Beneath my desk stood our 11-year-old rescue Lhasa Apso, Snow Panda. She’d entwined the internet router cord around her legs, her body, and even her muzzle, and then plucked the cord from its socket while trying to break free. The apology in her eyes invited empathy. It wasn’t forthcoming.

That afternoon, a contractor began renovating our home. I barricaded myself and Snow Panda in my office, while I worked on a personal financial project. Snow punctuated each of the workers’ hammer blows with a piercing bark. Whenever the noise receded, she’d nap, while hurling waves of focus-shattering snores. My hoped-for project completion date sidled further into the future.
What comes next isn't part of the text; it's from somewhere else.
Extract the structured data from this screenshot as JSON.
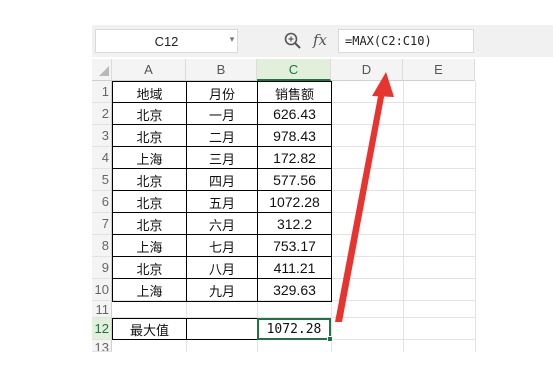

Snow Panda was an ever-present reminder that my journey through retirement, now four years along, was proceeding in a less-than-sterling manner. My blood pressure seemed headed for orbital heights. My attempt at a primary hobby—book-writing—had shown that endeavor to be an uncertain match for my skill-set. My final year in a church leadership role hadn’t gone as I’d hoped. My wife Linda and I had even shelved our much-loved, twice-yearly beach vacations—Snow, we felt, was too disruptive to take with us, and too psychologically fragile to be left at the boarding kennel.

Wallowing in discouragement, I resolved soon after to cease all unnecessary exertions during my senior season. I dubbed this strategy “dialing back.” I downshifted the rigor and duration of my exercising. I simplified the chord fingerings I used on my guitar. And there’d be no further attempts at writing, nor at any form of leadership—I’d tried them, and they hadn’t worked out.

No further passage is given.